University of Cincinnati College of Medicine Cincinnati, OH
Joshua Musalia, MD, Jacob Circillo, MD, Andrew Ofosu, MD, MPH University of Cincinnati College of Medicine, Cincinnati, OH Introduction: Cystic duct fistulas are rare, often underrecognized complications that can occur after biliary interventions such as cholecystectomy, ERCP, and percutaneous drainage. These abnormal connections may form between the biliary system and the gastrointestinal tract or skin. We report a case of a cholecystocutaneous fistula in a patient with metastatic pancreatic adenocarcinoma who developed a bile leak after partial cholecystectomy.
Case Description/
Methods: A 63-year-old woman with metastatic pancreatic cancer presented with altered mental status. Five months earlier, she had undergone partial cholecystectomy and an aborted Whipple procedure due to intraoperative discovery of liver metastases. Postoperatively, a cystic duct stump leak was identified on day 5 via HIDA scan. ERCP revealed contrast extravasation from the gallbladder remnant, and a double pigtail stent was placed through an existing uncovered metallic biliary stent. IR subsequently placed percutaneous drains to manage fluid collections, which were later removed following resolution.

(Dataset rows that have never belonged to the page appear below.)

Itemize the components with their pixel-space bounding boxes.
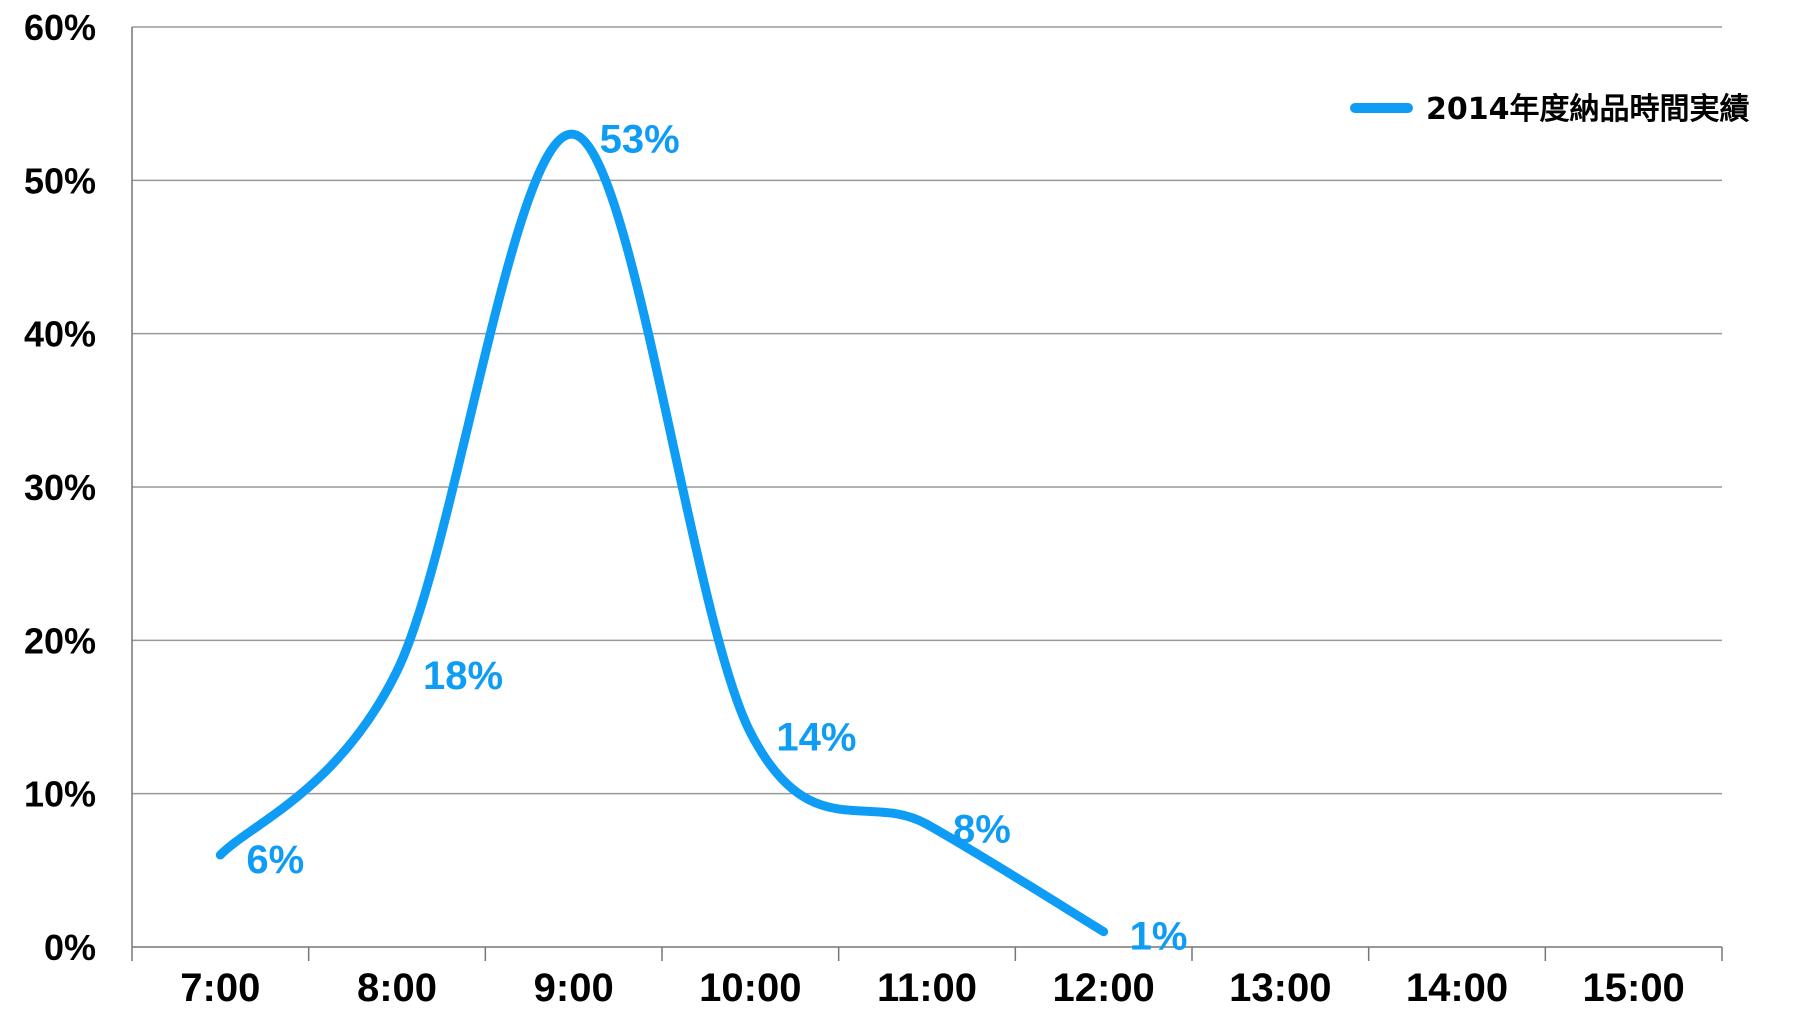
data-labels: 6% 18% 53% 14% 8% 1% [246,117,1187,958]
y-tick-label: 50% [24,160,96,201]
x-tick-label: 8:00 [357,966,437,1010]
x-tick-label: 15:00 [1583,966,1685,1010]
x-axis: 7:00 8:00 9:00 10:00 11:00 12:00 13:00 14:00 15:… [131,946,1723,1010]
y-axis: 0% 10% 20% 30% 40% 50% 60% [24,7,133,968]
data-label: 14% [776,715,856,759]
y-tick-label: 20% [24,620,96,661]
data-label: 1% [1130,915,1188,959]
x-tick-label: 11:00 [877,966,977,1010]
series-group [215,129,1109,937]
series-line [215,129,1109,937]
grid-lines [132,26,1722,795]
x-tick-label: 9:00 [534,966,614,1010]
y-tick-label: 60% [24,7,96,48]
data-label: 8% [953,807,1011,851]
x-tick-label: 13:00 [1229,966,1331,1010]
legend: 2014年度納品時間実績 [1350,92,1750,127]
x-tick-label: 14:00 [1406,966,1508,1010]
data-label: 6% [246,838,304,882]
x-tick-label: 12:00 [1053,966,1155,1010]
y-tick-label: 30% [24,467,96,508]
data-label: 18% [423,654,503,698]
legend-label: 2014年度納品時間実績 [1426,92,1750,127]
y-tick-label: 10% [24,774,96,815]
x-tick-label: 7:00 [180,966,260,1010]
data-label: 53% [600,117,680,161]
y-tick-label: 40% [24,314,96,355]
x-tick-label: 10:00 [699,966,801,1010]
y-tick-label: 0% [44,927,96,968]
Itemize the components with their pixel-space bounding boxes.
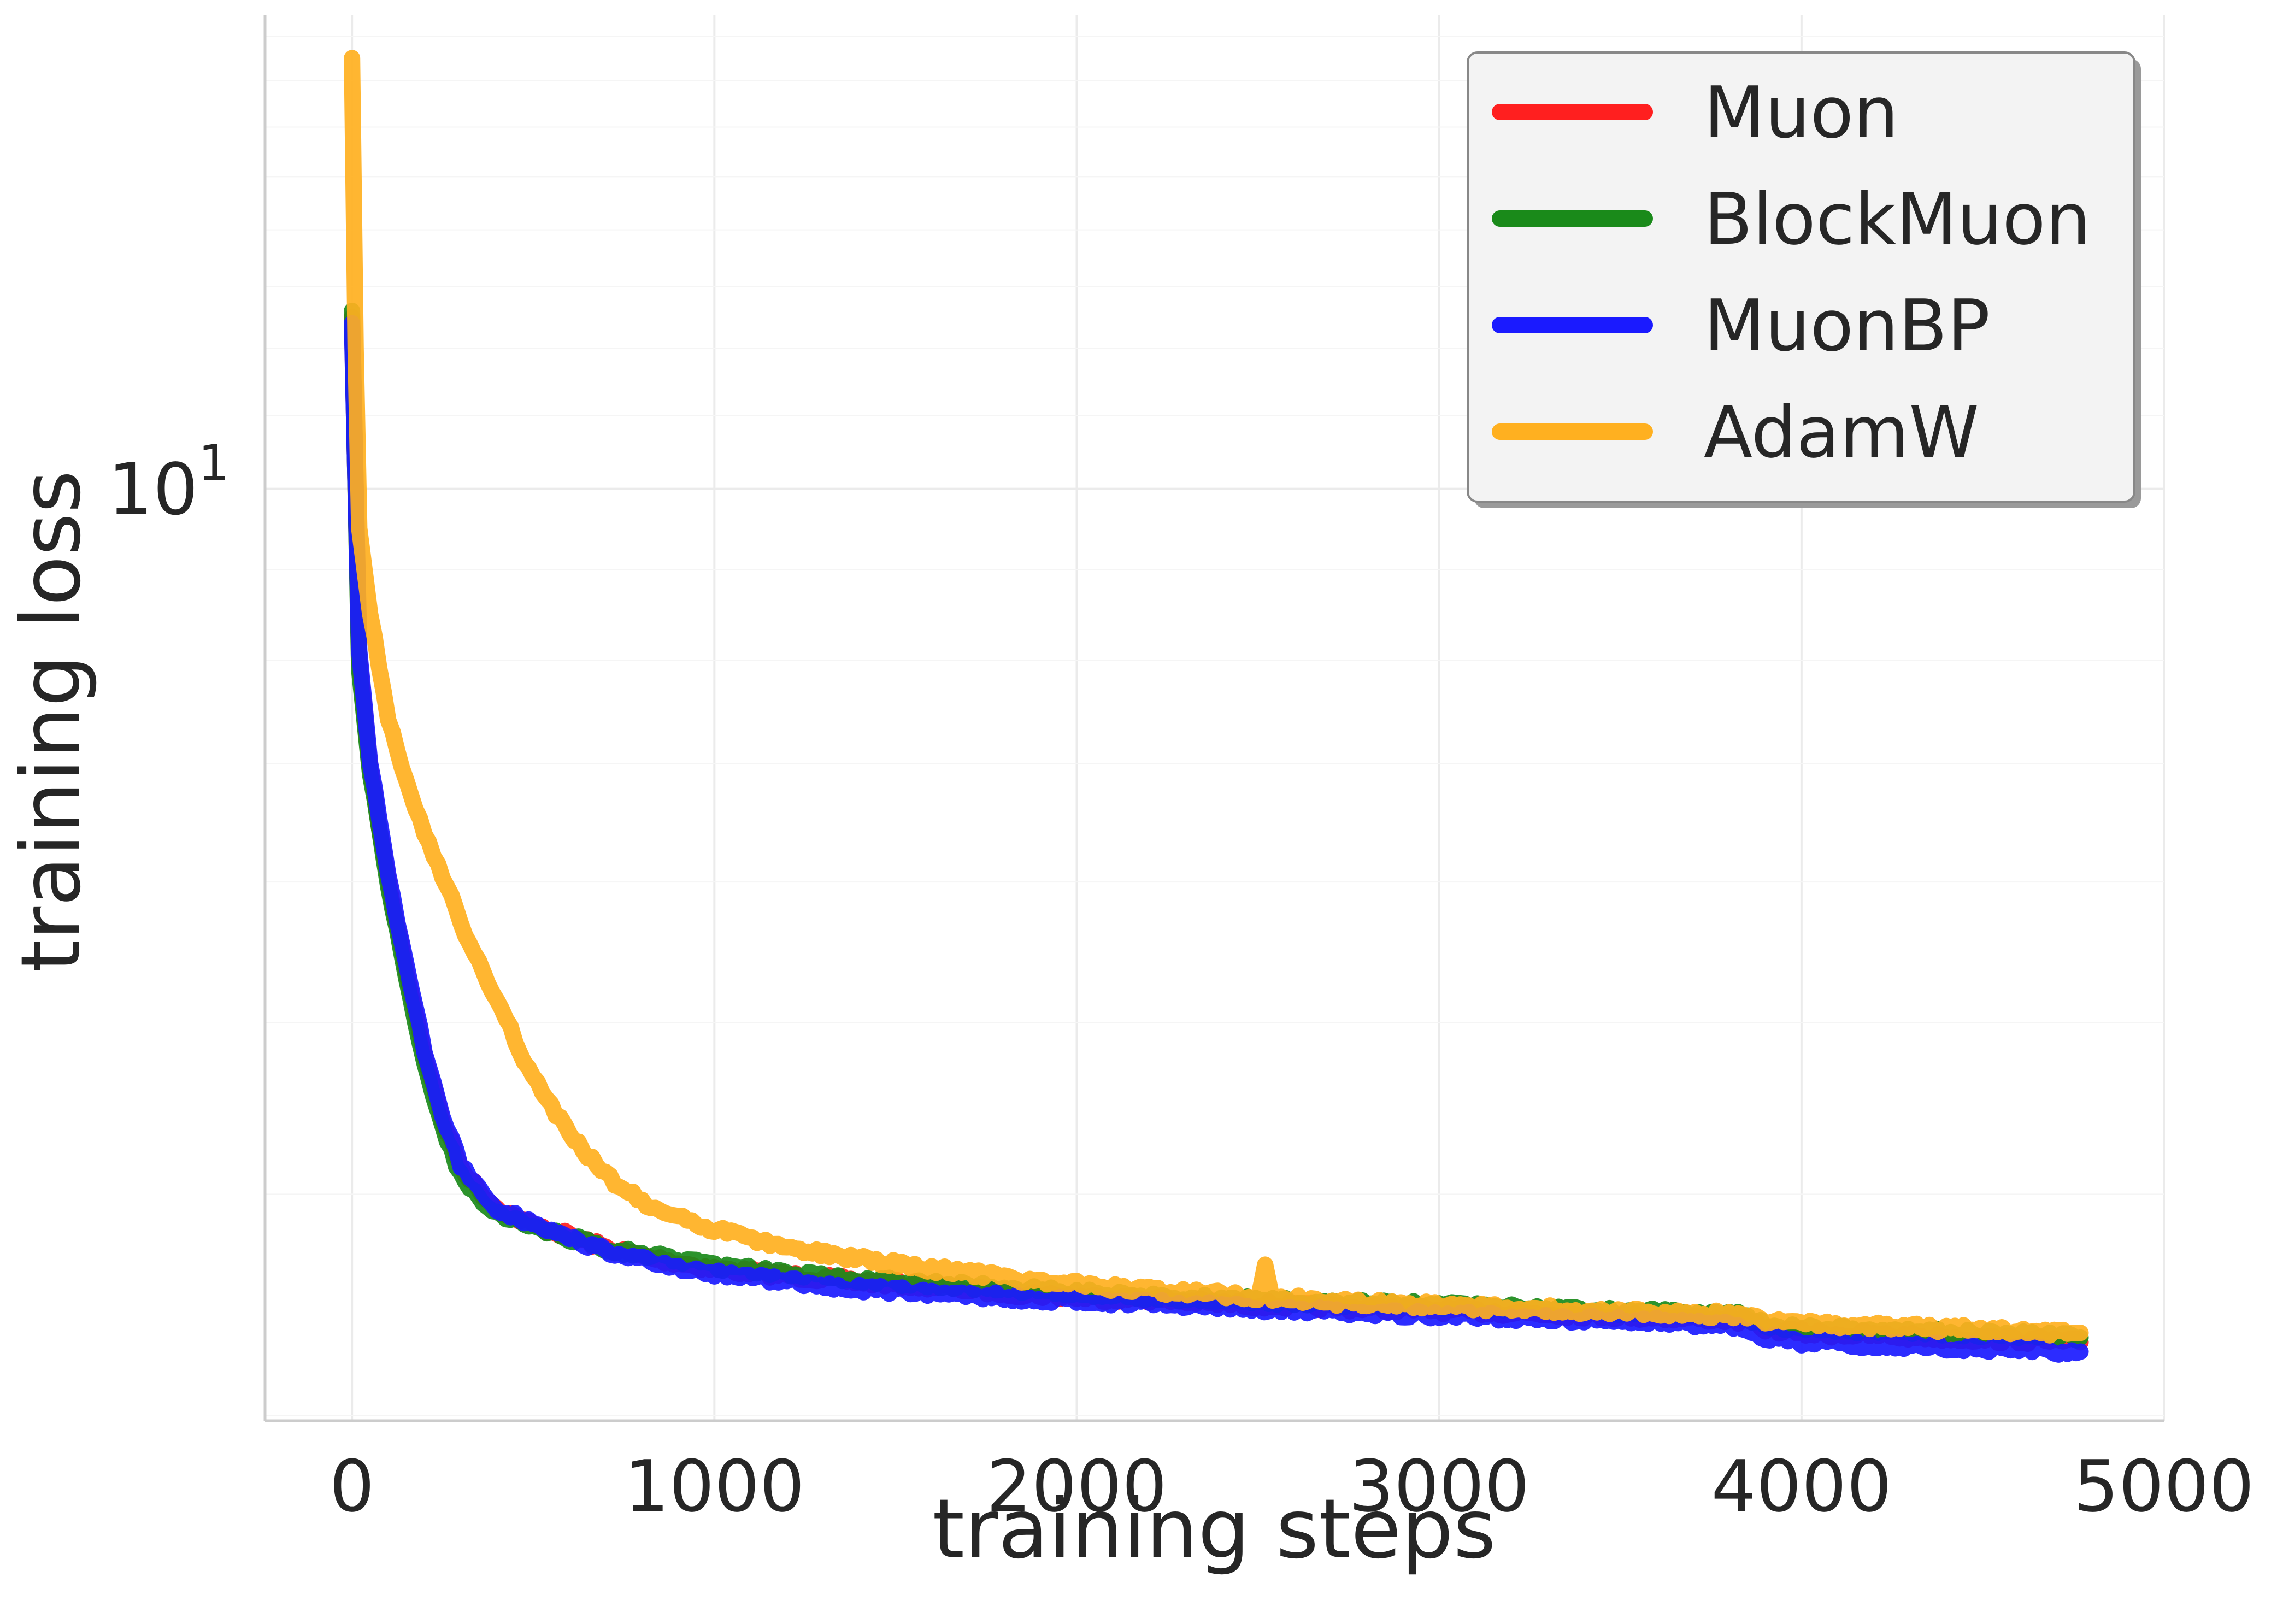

At presentation, the patient was febrile and tachycardic. Labs revealed leukocytosis, elevated lactate, and polymicrobial bacteremia. She was transferred to our facility for further care. On examination, greenish-yellow purulent drainage was noted at the previous percutaneous drain site, raising concern for a cutaneous biliary fistula. Gastroenterology was consulted. ERCP on hospital day 3 demonstrated contrast extravasation from the cystic duct remnant into the abdominal wall, consistent with a cholecystocutaneous fistula. Tumor ingrowth was also seen in the existing biliary stent.
A covered 10 Fr × 8 cm metallic stent was placed through the uncovered stent to seal the cystic duct origin. The patient improved clinically and was discharged on oral ciprofloxacin and metronidazole. At one-month follow-up, the fistula had resolved with no further drainage. Discussion: Cystic duct fistulas are rare complications, typically arising in the setting of bile leaks, malignancy, or infection. This patient’s risk was compounded by partial cholecystectomy and metastatic disease. Endoscopic therapy, particularly covered SEMS placement, is a key strategy for managing biliary fistulas in non-surgical candidates. This case highlights the value of a multidisciplinary approach in treating complex biliary pathology in high-risk patients.
Figure: Purulent drainage from site of previous percutaneous tube, suspected to be bilious in nature
Figure: Healed cholocutaneous fistulous tract at follow-up visit
Disclosures: Joshua Musalia indicated no relevant financial relationships. Jacob Circillo indicated no relevant financial relationships. Andrew Ofosu indicated no relevant financial relationships.
Joshua Musalia, MD, Jacob Circillo, MD, Andrew Ofosu, MD, MPH. P4467 - A Hidden Exit: Cholecystocutaneous Fistula Following Biliary Intervention in Metastatic Pancreatic Cancer, ACG 2025 Annual Scientific Meeting Abstracts. Phoenix, AZ: American College of Gastroenterology.